今夏の旅行意欲は旺盛(1) 国内4.0%増、旅館回帰も JTB調べ
今夏は、久しぶりに旅行意欲が旺盛に―。JTBがまとめた旅行動向調査によると、夏休み(7月15日―8月31日)に1泊以上の旅行に出掛ける人は、前年比4.1%増の7656万人になる見通しであることがわかった。景況感の改善で国内、海外ともにリーマンショック以前の水準まで回復が見込まれ、観光業界にも少しずつ明るい兆しが見えてきた。
国内旅行は同4.0%増の7412万人。高速道路通行料のETC割引が継続されることや6月28日から始まった高速道無料化社会実験の実施、奈良の「平城遷都1300年祭」、高知や長崎のNHK大河ドラマ「龍馬伝」人気、岡山・香川の「瀬戸内国際芸術祭」といった話題・イベントが旅行意欲を押し上げている。平均旅行費用は前年より1000円増加し3万5300円と見込む。

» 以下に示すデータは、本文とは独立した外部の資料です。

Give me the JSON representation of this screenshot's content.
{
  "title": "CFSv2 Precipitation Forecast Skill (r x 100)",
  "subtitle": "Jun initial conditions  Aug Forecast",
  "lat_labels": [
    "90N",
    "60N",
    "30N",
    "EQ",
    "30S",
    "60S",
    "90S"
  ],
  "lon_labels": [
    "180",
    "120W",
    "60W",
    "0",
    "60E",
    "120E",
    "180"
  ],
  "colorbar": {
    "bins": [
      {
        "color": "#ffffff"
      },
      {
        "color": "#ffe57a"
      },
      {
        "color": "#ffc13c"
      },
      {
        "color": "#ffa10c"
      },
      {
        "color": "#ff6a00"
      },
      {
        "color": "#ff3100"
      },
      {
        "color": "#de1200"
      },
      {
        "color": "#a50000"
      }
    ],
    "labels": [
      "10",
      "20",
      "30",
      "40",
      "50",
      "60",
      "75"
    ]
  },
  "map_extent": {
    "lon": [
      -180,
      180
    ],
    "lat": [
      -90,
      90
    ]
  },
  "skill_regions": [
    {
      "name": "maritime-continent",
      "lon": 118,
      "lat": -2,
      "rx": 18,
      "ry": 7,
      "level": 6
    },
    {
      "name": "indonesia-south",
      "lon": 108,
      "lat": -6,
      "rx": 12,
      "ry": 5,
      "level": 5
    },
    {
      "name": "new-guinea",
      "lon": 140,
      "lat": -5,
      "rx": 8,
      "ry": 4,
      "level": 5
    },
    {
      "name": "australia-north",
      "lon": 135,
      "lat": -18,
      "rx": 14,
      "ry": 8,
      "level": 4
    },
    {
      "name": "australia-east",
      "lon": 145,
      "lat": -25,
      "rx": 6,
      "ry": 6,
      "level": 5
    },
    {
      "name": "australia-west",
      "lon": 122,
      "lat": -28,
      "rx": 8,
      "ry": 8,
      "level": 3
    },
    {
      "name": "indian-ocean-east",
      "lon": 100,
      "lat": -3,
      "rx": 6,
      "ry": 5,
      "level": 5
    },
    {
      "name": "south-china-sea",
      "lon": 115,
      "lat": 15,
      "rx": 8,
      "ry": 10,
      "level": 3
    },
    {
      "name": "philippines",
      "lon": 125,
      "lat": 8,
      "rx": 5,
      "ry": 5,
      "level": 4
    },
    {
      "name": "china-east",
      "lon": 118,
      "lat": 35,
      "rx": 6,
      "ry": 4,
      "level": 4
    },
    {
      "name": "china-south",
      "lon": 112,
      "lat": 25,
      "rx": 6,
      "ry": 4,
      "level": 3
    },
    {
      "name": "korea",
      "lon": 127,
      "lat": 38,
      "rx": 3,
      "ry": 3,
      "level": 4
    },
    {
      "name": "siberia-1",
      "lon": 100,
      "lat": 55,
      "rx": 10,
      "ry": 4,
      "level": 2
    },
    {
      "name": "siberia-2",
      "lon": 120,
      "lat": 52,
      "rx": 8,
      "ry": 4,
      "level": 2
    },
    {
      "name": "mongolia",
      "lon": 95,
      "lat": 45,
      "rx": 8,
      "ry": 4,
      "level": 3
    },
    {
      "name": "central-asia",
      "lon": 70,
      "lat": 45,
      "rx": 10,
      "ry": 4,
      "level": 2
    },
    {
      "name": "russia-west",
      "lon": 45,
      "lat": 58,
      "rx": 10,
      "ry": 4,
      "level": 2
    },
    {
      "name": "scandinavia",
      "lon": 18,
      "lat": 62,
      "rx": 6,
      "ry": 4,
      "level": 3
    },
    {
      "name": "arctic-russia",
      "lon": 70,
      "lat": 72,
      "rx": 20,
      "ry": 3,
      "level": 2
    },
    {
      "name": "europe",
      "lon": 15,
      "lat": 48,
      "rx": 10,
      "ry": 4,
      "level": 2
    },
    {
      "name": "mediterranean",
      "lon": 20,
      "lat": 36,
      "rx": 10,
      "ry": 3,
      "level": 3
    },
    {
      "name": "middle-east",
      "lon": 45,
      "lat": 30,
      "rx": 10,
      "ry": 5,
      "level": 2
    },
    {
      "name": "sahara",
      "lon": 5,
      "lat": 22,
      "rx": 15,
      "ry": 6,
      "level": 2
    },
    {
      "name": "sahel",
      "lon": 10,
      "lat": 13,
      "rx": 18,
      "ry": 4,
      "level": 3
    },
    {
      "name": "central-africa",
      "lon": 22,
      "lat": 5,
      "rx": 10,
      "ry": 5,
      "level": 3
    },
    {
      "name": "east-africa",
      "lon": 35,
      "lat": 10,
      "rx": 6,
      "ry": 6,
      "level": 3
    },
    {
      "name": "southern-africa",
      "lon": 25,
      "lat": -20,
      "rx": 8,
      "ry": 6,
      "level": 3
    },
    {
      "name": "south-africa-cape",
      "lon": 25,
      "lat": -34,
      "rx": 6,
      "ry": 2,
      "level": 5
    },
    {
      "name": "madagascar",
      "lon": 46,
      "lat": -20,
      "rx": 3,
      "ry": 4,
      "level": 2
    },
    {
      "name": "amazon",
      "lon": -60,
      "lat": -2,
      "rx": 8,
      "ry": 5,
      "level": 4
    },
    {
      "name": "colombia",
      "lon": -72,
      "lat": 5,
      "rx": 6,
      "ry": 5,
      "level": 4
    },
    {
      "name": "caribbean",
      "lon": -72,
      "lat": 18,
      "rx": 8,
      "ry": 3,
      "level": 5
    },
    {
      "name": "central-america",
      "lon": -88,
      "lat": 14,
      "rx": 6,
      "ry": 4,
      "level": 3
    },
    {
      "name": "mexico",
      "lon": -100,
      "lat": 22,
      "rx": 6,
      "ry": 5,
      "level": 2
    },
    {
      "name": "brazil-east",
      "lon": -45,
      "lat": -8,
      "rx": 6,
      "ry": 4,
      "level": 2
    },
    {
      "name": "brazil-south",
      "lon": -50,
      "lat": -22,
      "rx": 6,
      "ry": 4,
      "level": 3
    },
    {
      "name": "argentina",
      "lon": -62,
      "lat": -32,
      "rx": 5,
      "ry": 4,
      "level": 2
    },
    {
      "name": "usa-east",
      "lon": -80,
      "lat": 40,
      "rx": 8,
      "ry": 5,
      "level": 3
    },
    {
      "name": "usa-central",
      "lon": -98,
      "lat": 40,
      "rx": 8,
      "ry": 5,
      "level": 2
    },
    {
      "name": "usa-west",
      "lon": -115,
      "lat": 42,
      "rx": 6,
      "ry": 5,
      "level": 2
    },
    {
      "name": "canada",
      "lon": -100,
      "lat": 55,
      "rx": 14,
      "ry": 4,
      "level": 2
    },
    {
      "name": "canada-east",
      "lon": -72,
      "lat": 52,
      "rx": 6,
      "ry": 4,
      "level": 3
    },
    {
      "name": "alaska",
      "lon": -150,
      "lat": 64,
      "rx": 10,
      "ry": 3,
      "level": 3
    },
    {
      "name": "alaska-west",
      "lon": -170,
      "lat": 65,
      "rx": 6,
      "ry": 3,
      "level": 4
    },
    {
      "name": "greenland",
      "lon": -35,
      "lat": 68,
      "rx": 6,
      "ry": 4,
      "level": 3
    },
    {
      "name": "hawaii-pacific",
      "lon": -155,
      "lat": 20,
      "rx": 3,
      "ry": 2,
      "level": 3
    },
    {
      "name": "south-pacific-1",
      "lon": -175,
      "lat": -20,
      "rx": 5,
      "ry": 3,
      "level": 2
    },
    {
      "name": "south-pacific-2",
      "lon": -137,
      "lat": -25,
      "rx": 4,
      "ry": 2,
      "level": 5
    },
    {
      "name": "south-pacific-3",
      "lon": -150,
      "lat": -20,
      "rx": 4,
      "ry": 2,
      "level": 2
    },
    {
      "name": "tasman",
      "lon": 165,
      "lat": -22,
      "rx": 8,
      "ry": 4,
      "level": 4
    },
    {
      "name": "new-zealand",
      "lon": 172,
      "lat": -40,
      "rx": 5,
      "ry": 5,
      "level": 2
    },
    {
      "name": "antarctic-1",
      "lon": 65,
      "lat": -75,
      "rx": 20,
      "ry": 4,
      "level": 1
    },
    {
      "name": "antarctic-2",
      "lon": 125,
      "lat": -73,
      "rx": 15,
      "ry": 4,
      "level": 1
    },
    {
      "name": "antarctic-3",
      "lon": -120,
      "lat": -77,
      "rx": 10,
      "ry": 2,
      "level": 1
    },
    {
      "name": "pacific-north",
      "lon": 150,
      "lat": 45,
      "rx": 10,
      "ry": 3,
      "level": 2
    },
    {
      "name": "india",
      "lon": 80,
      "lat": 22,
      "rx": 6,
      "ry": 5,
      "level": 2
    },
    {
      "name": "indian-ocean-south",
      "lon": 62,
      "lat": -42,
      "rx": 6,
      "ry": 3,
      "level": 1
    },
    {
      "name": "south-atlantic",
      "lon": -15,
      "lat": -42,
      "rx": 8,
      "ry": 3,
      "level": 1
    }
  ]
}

また、衆議院選挙や9月に5連休があり旅行時期が分散した昨年と異なり、今年は夏休みの家族旅行の増加が見込まれる。なかでも、エースJTBが発売している「旅育」など家族が一緒に楽しめる体験プランが人気で、各地でのSL運行や映画「RAILWAYS」の公開など話題豊富な鉄道観光も注目を集めそうだという。
利用交通機関は、乗用車が約7割、鉄道は24.0%と前年並み。長距離バスは同2.6%増の7.6%と持ち直す傾向だが、フェリーは同0.4%減の2.0%で続落が見込まれる。利用宿泊施設では、ホテルが同5.4%減の33.4%とシェアを減らす反面、旅館は同5.9%増の28.1%と旅館回帰が予測されている。
海外旅行は244万人で、同8.4%の大幅増。ハワイやグアム・サイパン、韓国が人気で、上海万博の中国や円高のメリットが得られるヨーロッパ方面も増加しそう。平均旅行代金は、燃油サーチャージが上昇しているため、前年より6400円多い21万8700円。
総旅行消費額は、同7.8%増の3兆1500億円。内訳を見ると国内が同7.0%増、海外が同11.7%と大きく伸びそうだ。
旅行者増加の要因は、景況感が回復基調にあること。夏のボーナスが微増となり、「旅行支出を増やしたい」意向が同3.6%増の13.9%となるなど、消費者の旅行意欲が前向きになっている。昨年は景気低迷に加え、インフルエンザ禍も響き減退していた。
調査は全国200地点・1200人のアンケート結果とJTBグループの販売予約状況などから推計した。